Informe especial

30 años después de la Ley Bosman que cambió al mundo

14:45 26/01/2026 | En diciembre de 1995, la justicia de Europa le dio la razón a un futbolista belga y abrió las puertas para que los europeos pudieran jugar libremente en cualquier país de la UE.

30 años después de la Ley Bosman que cambió al mundo

Se nos pasó por un mes, pero igual vale la pena porque es una de las historias más increíbles del deporte mundial. Jean Marc Bosman, un jugador de fútbol belga al que pocos conocían, tenía 25 años y corría el año 1990. Su club, el RFC Liege, estaba mal económicamente y le ofreció continuar el contrato que tenía pero ganando la cuarta parte. Bosman quiso irse al USL Dunkerque de Francia, pero el Liege pidió 4 veces lo que había pagado por él. El equipo francés obviamente no aceptó y el pase se cayó. 

Bosman pensó entonces que algo estaba mal. Abogados locales lo envalentonaron a actuar, entonces le hizo juicio al Liege, a la Federación belga y la UEFA. ·“Pensé que era un ciudadano europeo y que tenía derecho a jugar en cualquier país de la UE una vez finalizado mi contrato". No tenía idea lo que iba a pasar. Lo que se suponía que podía ser un juicio de semanas duró cinco años. El tema es que durante el juicio desapareció del mercado. Ningún club lo quiso fichar porque lo marcaron como conflictivo. Jugó en clubes pequeños de Francia, pero incluso su excompañeros se alejaron de él. 

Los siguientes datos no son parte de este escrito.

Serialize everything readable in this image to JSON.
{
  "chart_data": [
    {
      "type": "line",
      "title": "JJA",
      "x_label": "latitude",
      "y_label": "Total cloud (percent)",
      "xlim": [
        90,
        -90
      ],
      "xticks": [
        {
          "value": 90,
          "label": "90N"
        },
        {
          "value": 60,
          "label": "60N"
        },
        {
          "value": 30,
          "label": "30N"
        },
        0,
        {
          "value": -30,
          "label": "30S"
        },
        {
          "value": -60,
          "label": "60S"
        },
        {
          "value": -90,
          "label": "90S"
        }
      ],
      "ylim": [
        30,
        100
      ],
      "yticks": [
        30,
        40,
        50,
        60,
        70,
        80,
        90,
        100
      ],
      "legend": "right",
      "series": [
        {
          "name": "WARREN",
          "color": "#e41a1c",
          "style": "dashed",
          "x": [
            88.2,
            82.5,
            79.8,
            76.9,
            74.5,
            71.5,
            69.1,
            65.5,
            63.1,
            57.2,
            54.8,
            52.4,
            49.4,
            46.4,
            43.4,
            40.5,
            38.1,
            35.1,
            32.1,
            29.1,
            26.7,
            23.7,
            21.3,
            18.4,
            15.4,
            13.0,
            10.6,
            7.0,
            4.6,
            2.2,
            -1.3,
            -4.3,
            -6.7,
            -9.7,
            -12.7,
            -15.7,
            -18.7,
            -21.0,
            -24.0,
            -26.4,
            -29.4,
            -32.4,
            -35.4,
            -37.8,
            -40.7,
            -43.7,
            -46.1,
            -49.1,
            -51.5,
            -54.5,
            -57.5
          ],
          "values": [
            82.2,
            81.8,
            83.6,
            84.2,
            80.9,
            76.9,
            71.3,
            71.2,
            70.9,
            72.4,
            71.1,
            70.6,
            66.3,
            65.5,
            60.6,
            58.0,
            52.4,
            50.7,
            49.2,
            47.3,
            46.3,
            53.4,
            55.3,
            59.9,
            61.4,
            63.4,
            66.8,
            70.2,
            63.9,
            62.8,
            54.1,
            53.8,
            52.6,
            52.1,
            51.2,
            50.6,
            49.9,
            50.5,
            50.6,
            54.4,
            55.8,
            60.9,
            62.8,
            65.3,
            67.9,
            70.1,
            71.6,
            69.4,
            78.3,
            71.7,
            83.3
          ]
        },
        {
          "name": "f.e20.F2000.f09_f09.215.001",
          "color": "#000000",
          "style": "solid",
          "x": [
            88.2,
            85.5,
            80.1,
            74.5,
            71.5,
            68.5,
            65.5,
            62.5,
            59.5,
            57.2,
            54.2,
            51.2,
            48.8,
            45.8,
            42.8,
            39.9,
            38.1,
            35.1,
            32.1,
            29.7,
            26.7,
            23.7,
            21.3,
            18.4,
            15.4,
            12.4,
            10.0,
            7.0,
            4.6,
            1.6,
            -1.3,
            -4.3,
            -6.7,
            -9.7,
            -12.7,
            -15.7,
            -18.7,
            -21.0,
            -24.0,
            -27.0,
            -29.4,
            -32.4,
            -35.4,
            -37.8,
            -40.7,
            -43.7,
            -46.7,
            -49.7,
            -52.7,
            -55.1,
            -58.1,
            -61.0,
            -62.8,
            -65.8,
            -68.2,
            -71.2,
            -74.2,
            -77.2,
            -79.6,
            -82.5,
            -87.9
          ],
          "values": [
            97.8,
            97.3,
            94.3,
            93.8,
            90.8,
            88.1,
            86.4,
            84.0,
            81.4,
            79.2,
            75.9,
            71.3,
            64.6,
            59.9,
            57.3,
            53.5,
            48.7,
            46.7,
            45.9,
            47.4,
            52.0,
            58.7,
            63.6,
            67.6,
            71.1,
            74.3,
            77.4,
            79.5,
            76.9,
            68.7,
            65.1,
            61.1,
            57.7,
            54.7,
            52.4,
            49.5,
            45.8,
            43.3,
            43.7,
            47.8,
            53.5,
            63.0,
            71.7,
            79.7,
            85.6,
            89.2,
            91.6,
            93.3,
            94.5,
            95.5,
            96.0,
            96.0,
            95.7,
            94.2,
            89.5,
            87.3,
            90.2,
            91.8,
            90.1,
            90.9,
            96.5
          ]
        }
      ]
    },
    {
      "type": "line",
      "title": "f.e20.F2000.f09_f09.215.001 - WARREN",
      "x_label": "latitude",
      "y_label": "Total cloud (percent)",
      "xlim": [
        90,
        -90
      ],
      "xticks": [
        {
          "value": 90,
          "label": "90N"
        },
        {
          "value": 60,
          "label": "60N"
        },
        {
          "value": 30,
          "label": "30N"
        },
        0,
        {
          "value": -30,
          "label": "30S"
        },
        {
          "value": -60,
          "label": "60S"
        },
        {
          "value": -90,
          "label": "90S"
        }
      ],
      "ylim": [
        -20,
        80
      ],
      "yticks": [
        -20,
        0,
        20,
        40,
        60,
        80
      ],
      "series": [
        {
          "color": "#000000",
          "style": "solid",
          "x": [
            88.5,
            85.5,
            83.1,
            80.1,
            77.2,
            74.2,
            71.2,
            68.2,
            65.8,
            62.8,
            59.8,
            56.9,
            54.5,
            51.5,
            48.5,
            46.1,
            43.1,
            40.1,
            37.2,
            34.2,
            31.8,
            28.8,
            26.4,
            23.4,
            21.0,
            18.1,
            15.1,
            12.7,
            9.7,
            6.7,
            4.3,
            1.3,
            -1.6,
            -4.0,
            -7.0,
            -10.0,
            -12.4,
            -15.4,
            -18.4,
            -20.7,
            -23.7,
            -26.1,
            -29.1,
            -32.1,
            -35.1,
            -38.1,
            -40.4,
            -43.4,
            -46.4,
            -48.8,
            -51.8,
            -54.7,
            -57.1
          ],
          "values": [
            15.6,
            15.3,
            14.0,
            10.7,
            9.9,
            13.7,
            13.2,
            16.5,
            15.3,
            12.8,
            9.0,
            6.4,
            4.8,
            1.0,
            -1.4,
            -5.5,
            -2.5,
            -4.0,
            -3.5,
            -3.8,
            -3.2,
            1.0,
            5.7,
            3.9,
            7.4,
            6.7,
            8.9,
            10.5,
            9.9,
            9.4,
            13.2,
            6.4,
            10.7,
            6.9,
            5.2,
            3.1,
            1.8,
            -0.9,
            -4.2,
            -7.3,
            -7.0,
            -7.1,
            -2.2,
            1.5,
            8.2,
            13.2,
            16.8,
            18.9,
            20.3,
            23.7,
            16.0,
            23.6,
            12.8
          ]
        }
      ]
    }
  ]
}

En 1993 su caso pasó a la Corte Europea y en setiembre de 1995 fue recién que las cosas empezaron a inclinarse a su favor. En diciembre se produjo entonces el fallo. Pero Bosman ni siquiera festejó. Quería volver a jugar. Tenía 31 años, pero los clubes no querían al tipo que había roto el esquema de décadas. Recibió una compensación económica que voló como llegó. Tuvo apoyos de nombres importantes, como Maradona, Pelé y Cantoná y los hermanos De Boer armaron un partido a su beneficio. Pero el fútbol en general le dio la espalda. Se convirtió en un paria. 

 

Bosman con Maradona, uno de los que lo apoyó

Bosmano dio vuelta el mundo del fútbol y del deporte. “Cambió por completo todo -dice Bosman-. Antes, vivíamos en un mundo medieval. Y pasamos de este mundo medieval a un mundo ultramoderno”. Bosman cayó en la depresión y el alcohol. En 2013 fue condenado a un año de prisión por violencia doméstica contra su mujer de entonces y su hija de 15 años. Hoy, Bosman trabaja ocasionalmente con el gremio de jugadores de la FIFA para promover los derechos de los jugadores.

"Hoy los jóvenes viven en una burbuja. Con lo que ganan en un día yo viviría como un rey. Con los puestos de trabajo que generó la Ley Bosman cualquier ministro de economía de cualquier país sería idolatrado. Hoy sigo estando orgulloso. Cuando miro la Ley Bosman, creo que fue un magnífico regalo. A veces pienso qué hubiese pasado si las cosas salían de otra manera. Pero al mismo tiempo me digo `no todos tienen la posibilidad de cambiar la historia'. Y yo lo hice". 

Entre los millones de beneficiados por la Ley Bosman, podríamos enfocarnos en el básquetbol argentino. Gracias a eso, cientos de jugadores pudieron unirse a las competencias europeas sin ocupar plaza de extranjero, lo que provocó un enorme crecimiento individual, que derivó en logros impensados tiempo antes, como el oro olímpico en básquet en 2004. Nada menos.